O farol
Um projétil, apenas um, tudo o que ele necessita e tudo o que possui, tateia os móveis escondidos na escuridão do quarto à procura de uma solução pacífica para suas questões conflituosas, inútil tentar o interruptor, a lâmpada não liga assim como a geladeira, o chuveiro, sua mulher; as contas não foram pagas, porém as faturas de consumo e dos objetos são mesquinharias se comparadas ao preço pago pela indiferença por parte dos que amamos, contas difíceis de serem acertadas. Vez por outra a luz de um automóvel ou de um ônibus percorre o cômodo entrando pelas frestas da janela e fazendo pilhéria, pois quem perdeu todo seu brilho de vida se agarra a qualquer falso farol que pareça indicar uma direção.
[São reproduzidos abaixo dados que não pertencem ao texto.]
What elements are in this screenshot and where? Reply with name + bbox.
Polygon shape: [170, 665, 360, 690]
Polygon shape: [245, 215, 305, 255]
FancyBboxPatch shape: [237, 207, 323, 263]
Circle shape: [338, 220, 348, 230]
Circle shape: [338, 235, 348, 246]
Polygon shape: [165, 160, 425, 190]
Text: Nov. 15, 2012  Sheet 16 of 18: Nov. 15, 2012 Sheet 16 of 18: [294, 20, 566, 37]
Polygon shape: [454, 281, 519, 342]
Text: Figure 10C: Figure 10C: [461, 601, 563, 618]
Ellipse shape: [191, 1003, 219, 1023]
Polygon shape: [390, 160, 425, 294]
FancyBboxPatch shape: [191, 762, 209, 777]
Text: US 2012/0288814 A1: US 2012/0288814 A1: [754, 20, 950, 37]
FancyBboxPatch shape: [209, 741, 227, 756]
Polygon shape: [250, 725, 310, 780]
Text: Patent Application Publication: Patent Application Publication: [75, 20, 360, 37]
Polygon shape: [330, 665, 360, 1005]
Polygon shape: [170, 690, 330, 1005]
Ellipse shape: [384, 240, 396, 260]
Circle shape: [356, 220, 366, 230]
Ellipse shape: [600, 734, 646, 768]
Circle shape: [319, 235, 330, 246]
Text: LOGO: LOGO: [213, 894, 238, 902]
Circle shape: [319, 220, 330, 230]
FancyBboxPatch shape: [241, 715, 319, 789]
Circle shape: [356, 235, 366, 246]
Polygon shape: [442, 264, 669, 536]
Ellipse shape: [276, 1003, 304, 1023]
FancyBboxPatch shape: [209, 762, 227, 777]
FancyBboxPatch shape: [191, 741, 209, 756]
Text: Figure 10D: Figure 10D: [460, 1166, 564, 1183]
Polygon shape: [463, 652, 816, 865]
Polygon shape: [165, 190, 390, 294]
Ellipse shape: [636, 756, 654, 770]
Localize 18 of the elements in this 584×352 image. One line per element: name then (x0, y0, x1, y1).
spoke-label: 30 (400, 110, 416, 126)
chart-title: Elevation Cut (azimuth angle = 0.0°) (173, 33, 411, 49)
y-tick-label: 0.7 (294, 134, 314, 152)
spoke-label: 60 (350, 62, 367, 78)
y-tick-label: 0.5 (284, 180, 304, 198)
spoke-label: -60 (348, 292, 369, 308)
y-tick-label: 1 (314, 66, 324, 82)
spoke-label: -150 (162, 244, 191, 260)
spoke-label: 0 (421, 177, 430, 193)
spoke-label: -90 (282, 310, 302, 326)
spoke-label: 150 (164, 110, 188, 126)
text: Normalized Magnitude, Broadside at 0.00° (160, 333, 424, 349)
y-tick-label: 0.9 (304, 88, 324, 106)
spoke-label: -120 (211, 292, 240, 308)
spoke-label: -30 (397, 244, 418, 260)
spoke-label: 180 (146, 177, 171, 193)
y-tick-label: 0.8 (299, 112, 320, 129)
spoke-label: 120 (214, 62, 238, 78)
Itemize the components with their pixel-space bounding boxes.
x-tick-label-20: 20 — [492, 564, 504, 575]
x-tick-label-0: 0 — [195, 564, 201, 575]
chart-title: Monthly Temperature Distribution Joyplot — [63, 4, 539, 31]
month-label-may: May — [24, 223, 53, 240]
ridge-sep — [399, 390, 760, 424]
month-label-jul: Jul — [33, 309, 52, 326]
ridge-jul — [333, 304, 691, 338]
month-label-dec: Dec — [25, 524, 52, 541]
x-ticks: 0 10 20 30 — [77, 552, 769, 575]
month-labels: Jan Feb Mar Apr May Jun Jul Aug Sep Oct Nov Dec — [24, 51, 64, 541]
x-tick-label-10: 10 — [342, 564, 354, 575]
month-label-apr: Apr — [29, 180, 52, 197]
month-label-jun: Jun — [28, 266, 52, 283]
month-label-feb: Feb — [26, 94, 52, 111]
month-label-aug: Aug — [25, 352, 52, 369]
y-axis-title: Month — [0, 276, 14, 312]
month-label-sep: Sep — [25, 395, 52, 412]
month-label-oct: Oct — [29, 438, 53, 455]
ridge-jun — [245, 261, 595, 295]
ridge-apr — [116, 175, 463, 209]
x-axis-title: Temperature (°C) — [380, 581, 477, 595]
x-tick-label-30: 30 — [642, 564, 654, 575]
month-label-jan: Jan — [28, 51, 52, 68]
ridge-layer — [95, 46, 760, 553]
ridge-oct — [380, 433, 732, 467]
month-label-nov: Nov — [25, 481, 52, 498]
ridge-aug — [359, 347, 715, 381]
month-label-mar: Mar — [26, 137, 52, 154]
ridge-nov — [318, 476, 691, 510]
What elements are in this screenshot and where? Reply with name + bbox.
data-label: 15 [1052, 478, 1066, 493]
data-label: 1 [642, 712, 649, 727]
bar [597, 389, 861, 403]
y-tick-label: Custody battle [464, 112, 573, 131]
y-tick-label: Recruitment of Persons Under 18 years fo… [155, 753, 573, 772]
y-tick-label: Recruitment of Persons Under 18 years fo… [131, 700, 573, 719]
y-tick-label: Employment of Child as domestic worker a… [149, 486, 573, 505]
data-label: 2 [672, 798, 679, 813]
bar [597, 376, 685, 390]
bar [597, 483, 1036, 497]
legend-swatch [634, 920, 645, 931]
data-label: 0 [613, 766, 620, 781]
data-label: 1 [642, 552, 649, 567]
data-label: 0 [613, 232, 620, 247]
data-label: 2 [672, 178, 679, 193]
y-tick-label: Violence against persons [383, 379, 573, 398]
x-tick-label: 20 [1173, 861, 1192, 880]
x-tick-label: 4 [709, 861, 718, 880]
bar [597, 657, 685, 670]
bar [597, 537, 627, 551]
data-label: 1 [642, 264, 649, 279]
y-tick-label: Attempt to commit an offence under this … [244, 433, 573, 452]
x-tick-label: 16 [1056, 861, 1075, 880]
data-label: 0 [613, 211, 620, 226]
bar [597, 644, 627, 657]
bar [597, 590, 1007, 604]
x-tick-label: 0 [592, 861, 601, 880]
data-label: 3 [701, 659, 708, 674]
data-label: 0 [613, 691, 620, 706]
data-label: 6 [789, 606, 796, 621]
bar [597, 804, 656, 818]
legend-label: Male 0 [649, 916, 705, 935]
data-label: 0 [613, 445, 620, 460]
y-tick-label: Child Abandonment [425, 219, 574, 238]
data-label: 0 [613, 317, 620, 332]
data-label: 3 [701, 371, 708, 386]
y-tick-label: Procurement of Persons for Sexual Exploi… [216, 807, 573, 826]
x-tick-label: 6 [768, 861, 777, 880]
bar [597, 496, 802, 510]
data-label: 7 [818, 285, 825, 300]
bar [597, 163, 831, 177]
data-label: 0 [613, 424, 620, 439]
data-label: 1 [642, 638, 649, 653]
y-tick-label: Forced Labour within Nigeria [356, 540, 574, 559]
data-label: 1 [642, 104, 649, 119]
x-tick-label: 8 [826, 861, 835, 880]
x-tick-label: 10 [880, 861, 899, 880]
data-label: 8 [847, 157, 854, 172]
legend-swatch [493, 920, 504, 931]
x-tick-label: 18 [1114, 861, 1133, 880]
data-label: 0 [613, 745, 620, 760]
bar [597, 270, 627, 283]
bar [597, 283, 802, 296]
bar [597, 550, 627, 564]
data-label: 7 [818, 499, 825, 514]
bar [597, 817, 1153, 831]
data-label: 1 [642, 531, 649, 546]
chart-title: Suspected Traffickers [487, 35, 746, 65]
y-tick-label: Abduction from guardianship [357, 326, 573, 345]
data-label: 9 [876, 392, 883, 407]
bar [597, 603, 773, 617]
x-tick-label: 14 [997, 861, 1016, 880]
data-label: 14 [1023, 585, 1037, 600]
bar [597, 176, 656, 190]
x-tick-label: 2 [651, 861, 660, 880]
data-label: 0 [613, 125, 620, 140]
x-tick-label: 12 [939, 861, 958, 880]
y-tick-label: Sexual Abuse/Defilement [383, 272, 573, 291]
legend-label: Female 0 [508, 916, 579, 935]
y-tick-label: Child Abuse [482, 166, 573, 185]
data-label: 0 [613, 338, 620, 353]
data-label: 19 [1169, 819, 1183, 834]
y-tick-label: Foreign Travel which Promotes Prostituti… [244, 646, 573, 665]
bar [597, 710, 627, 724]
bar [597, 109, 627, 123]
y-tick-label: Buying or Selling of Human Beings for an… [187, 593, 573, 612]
As ondas quebravam sucessivamente na costa como que para garantir sua palavra de fiadoras em um contrato seguro, e assim o foi, desde o primeiro dia tudo se fez perfeito, tão perfeito que Sérgio tinha medo de viver e estragar, mas não dando ouvidos à racionalidade foi feliz, entrou naquela choupana carregando a noiva em seus braços, e neles seu amor adormeceu na maioria das noites, noutras amaram e adormeceram sob as estrelas sendo ninados pelo cantar das vagas, aquelas mesmas de que todos já tomaram conhecimento; mil e uma noites de amor, mil e um giros do farol.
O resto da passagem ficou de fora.